A peggiorare la situazione negli ultimi mesi sono subentrati nuovi operatori, circa una sessantina, formati su determinati servizi. Ma il lavoro è diminuito e così gli operatori si sono ritrovati a fare anche solo uno o due giorni a settimana, per fare sì che quasi tutti possano lavorare. «Invece di formare altre persone - dice amareggiata Lucia -, avrebbero potuto gestire la situazione in modo diverso. Spesso poi cercano nuove leve per altri servizi senza chiedere agli operatori già presenti se vogliano specializzarsi anche su altro».
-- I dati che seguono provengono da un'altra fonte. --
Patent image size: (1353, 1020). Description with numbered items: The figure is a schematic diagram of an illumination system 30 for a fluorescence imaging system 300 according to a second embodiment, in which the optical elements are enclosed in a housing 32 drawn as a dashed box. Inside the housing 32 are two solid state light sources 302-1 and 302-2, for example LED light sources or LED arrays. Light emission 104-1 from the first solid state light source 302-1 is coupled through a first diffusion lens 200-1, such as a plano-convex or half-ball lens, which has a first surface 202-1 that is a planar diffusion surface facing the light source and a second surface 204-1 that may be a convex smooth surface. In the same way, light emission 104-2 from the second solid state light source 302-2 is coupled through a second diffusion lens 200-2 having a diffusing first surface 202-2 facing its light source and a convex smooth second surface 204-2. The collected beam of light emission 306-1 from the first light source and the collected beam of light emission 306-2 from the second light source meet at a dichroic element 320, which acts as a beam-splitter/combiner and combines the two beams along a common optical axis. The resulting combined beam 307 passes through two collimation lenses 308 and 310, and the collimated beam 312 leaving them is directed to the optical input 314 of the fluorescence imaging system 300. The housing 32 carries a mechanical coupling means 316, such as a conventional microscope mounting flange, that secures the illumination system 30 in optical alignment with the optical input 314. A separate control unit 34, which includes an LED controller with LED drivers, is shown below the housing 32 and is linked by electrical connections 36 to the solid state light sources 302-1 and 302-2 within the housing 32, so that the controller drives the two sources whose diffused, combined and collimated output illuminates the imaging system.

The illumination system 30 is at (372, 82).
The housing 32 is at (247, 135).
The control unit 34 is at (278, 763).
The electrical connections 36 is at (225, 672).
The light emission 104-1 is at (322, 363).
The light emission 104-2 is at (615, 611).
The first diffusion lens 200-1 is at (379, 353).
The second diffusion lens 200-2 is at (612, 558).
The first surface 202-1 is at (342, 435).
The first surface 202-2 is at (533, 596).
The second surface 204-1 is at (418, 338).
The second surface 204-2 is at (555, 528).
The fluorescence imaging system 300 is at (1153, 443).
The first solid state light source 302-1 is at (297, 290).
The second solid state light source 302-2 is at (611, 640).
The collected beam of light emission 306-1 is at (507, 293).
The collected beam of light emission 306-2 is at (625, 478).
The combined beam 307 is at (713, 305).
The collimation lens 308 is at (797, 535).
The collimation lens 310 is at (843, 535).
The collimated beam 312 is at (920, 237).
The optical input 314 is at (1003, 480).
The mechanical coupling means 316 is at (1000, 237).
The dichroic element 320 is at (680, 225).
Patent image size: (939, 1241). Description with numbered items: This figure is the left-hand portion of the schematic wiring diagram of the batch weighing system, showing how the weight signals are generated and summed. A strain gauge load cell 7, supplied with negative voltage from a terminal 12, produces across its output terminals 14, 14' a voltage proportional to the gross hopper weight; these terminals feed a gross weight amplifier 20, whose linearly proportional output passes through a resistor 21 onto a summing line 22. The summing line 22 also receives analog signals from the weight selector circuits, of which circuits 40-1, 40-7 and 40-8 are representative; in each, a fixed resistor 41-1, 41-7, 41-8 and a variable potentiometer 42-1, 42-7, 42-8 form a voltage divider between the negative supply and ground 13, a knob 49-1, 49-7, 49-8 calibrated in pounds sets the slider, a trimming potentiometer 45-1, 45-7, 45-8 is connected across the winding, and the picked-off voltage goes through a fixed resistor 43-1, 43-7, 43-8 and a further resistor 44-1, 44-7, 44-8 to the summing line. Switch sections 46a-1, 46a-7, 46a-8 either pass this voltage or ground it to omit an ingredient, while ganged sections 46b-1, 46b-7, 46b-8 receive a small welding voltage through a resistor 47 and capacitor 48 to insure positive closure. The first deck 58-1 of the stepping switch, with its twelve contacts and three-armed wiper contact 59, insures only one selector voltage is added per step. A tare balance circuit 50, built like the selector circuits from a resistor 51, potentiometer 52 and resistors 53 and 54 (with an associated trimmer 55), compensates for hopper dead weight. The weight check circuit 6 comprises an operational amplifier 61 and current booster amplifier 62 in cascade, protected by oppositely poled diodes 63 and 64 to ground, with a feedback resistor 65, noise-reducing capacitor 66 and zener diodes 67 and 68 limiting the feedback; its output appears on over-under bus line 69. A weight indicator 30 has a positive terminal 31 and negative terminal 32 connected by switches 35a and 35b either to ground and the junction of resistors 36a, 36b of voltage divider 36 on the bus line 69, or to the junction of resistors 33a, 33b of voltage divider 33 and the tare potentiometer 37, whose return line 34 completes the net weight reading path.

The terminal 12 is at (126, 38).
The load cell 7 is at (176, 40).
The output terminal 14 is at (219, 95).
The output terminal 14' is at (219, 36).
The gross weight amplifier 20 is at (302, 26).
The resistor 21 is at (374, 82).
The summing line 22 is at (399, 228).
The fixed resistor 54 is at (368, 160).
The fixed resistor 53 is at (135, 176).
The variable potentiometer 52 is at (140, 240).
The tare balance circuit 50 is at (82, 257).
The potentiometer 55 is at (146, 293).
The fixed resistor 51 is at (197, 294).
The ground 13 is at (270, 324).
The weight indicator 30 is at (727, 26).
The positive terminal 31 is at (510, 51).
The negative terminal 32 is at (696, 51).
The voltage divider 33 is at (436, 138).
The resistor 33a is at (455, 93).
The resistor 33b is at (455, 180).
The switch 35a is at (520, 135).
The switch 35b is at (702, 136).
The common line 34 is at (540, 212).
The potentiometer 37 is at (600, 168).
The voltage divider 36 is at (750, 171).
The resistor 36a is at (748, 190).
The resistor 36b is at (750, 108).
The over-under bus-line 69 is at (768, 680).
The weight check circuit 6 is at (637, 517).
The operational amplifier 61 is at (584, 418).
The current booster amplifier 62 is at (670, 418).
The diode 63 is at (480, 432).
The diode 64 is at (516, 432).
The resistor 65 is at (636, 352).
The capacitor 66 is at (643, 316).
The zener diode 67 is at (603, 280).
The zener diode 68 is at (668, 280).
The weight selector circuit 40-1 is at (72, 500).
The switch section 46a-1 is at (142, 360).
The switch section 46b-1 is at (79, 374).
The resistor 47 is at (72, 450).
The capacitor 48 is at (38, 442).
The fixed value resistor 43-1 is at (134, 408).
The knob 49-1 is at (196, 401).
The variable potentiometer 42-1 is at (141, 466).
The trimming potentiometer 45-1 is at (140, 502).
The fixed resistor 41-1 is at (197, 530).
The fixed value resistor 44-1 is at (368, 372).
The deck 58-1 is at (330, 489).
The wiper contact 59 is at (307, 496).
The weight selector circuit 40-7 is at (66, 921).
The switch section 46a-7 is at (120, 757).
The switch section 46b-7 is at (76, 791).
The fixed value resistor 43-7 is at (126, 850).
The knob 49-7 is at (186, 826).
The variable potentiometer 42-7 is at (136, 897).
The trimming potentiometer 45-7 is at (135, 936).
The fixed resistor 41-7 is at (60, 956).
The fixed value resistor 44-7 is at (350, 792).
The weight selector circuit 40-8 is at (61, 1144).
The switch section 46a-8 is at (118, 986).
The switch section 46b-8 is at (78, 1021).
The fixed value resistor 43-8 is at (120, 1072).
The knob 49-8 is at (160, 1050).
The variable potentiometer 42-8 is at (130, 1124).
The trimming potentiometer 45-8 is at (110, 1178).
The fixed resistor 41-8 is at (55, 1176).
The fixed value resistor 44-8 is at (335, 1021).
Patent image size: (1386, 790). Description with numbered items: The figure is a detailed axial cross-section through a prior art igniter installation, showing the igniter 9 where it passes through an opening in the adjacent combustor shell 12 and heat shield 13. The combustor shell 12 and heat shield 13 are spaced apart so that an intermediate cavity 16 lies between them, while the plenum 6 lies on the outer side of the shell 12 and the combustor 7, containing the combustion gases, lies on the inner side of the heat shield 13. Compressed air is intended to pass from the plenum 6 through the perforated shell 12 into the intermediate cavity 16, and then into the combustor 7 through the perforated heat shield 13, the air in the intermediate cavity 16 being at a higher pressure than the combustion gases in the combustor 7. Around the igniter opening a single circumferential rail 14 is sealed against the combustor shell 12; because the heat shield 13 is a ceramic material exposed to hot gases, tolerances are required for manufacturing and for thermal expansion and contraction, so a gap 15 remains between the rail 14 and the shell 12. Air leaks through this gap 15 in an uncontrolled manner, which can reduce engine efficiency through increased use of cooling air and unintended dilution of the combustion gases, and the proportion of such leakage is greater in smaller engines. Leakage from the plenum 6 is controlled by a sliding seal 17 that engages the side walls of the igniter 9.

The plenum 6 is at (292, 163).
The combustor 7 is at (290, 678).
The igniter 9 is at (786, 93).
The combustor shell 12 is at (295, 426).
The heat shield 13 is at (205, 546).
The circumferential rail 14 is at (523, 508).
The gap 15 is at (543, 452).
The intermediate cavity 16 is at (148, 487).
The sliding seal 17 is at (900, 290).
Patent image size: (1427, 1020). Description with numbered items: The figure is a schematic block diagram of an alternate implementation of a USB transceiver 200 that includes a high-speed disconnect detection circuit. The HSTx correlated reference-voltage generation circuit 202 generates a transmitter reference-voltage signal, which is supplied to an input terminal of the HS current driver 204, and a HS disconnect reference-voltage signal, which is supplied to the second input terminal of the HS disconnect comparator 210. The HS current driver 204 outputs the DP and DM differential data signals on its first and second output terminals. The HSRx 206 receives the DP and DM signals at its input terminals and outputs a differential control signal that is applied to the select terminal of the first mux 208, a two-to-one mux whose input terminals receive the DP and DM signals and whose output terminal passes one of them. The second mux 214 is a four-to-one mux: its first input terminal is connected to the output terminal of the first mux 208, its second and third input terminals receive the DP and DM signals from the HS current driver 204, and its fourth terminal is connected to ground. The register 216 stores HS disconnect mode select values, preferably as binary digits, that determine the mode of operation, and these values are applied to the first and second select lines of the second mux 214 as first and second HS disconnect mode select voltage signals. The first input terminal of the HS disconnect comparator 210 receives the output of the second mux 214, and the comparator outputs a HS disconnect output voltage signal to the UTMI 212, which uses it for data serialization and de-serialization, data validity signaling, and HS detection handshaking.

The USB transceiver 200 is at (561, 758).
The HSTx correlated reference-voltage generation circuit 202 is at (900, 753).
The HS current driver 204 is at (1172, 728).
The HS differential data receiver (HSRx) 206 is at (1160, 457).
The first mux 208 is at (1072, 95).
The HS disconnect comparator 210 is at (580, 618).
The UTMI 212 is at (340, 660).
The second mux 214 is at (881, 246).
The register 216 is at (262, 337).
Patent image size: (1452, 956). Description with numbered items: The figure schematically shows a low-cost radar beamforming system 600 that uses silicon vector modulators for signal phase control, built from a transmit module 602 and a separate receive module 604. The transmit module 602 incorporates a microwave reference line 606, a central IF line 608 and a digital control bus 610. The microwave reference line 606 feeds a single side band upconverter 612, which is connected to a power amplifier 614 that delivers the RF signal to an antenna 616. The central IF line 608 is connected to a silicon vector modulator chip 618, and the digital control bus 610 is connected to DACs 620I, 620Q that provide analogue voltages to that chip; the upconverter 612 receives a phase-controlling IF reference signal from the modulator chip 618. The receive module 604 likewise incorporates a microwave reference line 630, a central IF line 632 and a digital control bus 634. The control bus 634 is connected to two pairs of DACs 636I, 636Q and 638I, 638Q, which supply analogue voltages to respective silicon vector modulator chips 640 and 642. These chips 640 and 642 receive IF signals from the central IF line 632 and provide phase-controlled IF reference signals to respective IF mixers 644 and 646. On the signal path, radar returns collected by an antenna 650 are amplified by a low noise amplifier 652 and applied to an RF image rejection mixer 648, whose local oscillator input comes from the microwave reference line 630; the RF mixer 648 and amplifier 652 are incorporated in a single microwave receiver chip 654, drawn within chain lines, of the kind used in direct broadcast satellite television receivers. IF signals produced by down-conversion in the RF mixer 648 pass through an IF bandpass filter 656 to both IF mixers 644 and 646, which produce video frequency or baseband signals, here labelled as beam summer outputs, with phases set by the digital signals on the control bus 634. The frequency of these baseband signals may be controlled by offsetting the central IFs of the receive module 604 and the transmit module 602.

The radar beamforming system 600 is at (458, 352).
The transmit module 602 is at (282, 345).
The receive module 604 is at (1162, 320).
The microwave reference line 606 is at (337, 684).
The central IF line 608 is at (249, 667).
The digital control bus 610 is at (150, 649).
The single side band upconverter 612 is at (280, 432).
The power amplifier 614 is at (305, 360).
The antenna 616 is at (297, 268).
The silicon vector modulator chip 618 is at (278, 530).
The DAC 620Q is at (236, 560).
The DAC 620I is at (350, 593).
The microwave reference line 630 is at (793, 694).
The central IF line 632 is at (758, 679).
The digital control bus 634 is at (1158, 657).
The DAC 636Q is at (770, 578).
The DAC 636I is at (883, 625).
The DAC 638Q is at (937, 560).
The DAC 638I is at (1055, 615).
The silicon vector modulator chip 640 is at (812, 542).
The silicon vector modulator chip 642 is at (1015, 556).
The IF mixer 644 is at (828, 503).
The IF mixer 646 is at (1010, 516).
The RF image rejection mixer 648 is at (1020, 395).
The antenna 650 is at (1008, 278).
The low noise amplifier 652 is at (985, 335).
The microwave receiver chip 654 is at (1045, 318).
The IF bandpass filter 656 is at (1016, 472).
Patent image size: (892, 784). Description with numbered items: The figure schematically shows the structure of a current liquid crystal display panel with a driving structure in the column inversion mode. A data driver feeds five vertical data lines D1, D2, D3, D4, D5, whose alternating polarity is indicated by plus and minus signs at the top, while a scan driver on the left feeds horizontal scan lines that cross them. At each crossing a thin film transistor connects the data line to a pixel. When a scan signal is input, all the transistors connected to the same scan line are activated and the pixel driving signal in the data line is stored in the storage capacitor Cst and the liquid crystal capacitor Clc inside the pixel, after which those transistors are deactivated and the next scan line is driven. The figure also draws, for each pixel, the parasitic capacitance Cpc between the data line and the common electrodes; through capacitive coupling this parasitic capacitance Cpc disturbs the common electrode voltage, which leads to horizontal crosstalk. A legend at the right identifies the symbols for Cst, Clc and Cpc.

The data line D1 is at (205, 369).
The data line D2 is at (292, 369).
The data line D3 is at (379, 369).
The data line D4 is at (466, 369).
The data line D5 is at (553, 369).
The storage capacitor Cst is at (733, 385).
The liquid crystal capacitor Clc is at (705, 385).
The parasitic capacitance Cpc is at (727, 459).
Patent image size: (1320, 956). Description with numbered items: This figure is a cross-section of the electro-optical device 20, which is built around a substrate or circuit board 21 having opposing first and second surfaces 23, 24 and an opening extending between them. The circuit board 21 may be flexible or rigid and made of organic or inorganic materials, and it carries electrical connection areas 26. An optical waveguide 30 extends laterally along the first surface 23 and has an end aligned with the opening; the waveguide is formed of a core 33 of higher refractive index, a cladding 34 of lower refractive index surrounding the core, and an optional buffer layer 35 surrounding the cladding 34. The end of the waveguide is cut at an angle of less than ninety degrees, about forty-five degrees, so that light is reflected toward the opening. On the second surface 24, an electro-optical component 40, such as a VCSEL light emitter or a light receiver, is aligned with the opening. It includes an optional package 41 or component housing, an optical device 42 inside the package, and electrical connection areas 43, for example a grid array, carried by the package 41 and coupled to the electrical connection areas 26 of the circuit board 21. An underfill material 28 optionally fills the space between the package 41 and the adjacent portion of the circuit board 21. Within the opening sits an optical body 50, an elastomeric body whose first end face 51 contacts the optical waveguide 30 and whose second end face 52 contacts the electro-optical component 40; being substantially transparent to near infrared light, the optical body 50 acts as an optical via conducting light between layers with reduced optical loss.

Neppure i sindacati, presenti nell'azienda e a cui gli operatori si sono rivolti, possono cambiare le carte in tavola: «Ci hanno detto - riferisce Lucia - di formare un gruppetto di trenta persone e solo a quel punto si potrebbe aprire una trattativa. Ma come possono chiedere di esporci, quando sanno benissimo che ci si ritorcerebbe tutto contro, con i supervisori che ci darebbero turni di meno ore? Purtroppo anche tra noi operatori manca l'unità, questa situazione ci ha resi fragili, molte persone vogliono solo essere invisibili, venire al lavoro, fare le loro ore e basta, non hanno più le energie per combattere. Non possiamo certo dire che viviamo del nostro lavoro. Noi sbarchiamo il lunario».